The undersigned understands that, (i) if the Underwriting Agreement does not become effective by September 30, 2021, (ii) or if the Underwriting Agreement (other than the provisions thereof which survive termination) shall terminate or be terminated prior to payment for and delivery of the Common Stock to be sold thereunder, (iii) if the Representatives on the one hand, or the Company, on the other hand, informs the other, prior to the execution of the Underwriting Agreement, that it has determined not to proceed with the Public Offering, or (iv) if the Company files an application with the Securities and Exchange Commission to withdraw the registration statement related to the Public Offering, this Letter Agreement shall automatically, and without any action on the part of any other party, terminate and be of no further force and effect, and the undersigned shall be released from all obligations under this Letter Agreement. The undersigned understands that the Underwriters are entering into the Underwriting Agreement and proceeding with the Public Offering in reliance upon this Letter Agreement.

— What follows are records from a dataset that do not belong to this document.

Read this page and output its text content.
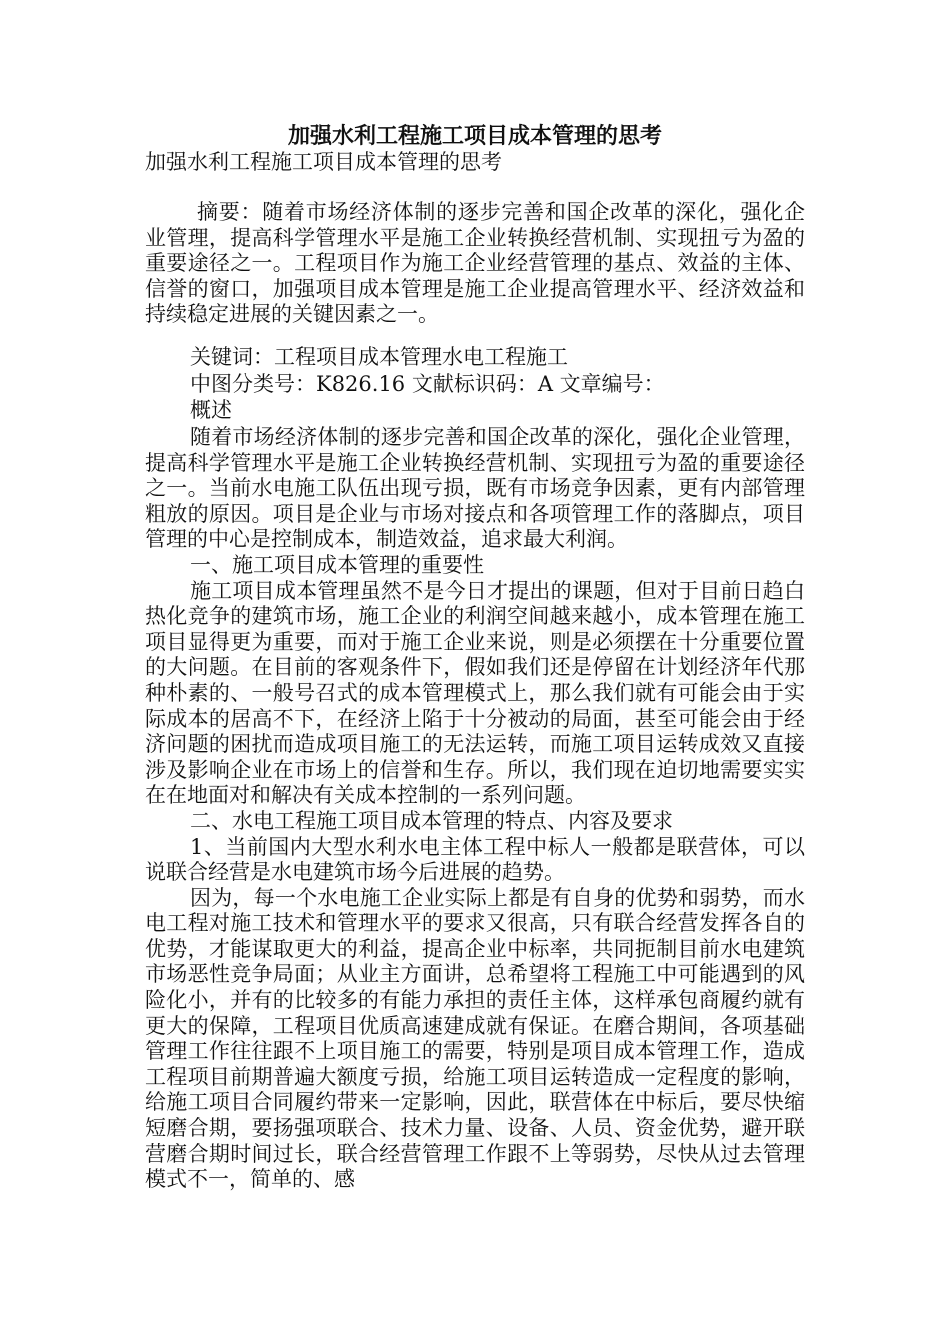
加强水利工程施工项目成本管理的思考
加强水利工程施工项目成本管理的思考
摘要：随着市场经济体制的逐步完善和国企改革的深化，强化企业管理，提高科学管理水平是施工企业转换经营机制、实现扭亏为盈的重要途径之一。工程项目作为施工企业经营管理的基点、效益的主体、信誉的窗口，加强项目成本管理是施工企业提高管理水平、经济效益和持续稳定进展的关键因素之一。
关键词：工程项目成本管理水电工程施工
中图分类号：K826.16 文献标识码：A 文章编号：
概述

随着市场经济体制的逐步完善和国企改革的深化，强化企业管理，提高科学管理水平是施工企业转换经营机制、实现扭亏为盈的重要途径之一。当前水电施工队伍出现亏损，既有市场竞争因素，更有内部管理粗放的原因。项目是企业与市场对接点和各项管理工作的落脚点，项目管理的中心是控制成本，制造效益，追求最大利润。

一、施工项目成本管理的重要性

施工项目成本管理虽然不是今日才提出的课题，但对于目前日趋白热化竞争的建筑市场，施工企业的利润空间越来越小，成本管理在施工项目显得更为重要，而对于施工企业来说，则是必须摆在十分重要位置的大问题。在目前的客观条件下，假如我们还是停留在计划经济年代那种朴素的、一般号召式的成本管理模式上，那么我们就有可能会由于实际成本的居高不下，在经济上陷于十分被动的局面，甚至可能会由于经济问题的困扰而造成项目施工的无法运转，而施工项目运转成效又直接涉及影响企业在市场上的信誉和生存。所以，我们现在迫切地需要实实在在地面对和解决有关成本控制的一系列问题。

二、水电工程施工项目成本管理的特点、内容及要求

1、当前国内大型水利水电主体工程中标人一般都是联营体，可以说联合经营是水电建筑市场今后进展的趋势。

因为，每一个水电施工企业实际上都是有自身的优势和弱势，而水电工程对施工技术和管理水平的要求又很高，只有联合经营发挥各自的优势，才能谋取更大的利益，提高企业中标率，共同扼制目前水电建筑市场恶性竞争局面；从业主方面讲，总希望将工程施工中可能遇到的风险化小，并有的比较多的有能力承担的责任主体，这样承包商履约就有更大的保障，工程项目优质高速建成就有保证。在磨合期间，各项基础管理工作往往跟不上项目施工的需要，特别是项目成本管理工作，造成工程项目前期普遍大额度亏损，给施工项目运转造成一定程度的影响，给施工项目合同履约带来一定影响，因此，联营体在中标后，要尽快缩短磨合期，要扬强项联合、技术力量、设备、人员、资金优势，避开联营磨合期时间过长，联合经营管理工作跟不上等弱势，尽快从过去管理模式不一，简单的、感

This Letter Agreement and any claim, controversy or dispute arising under or related to this Letter Agreement shall be governed by and construed in accordance with the laws of the State of New York.
This Letter Agreement may be delivered via facsimile, electronic mail (including pdf or any electronic signature complying with the U.S. federal ESIGN Act of 2000, e.g., www.docusign.com or www.echosign.com) or other transmission method and any counterpart so delivered shall be deemed to have been duly and validly delivered and be valid and effective for all purposes.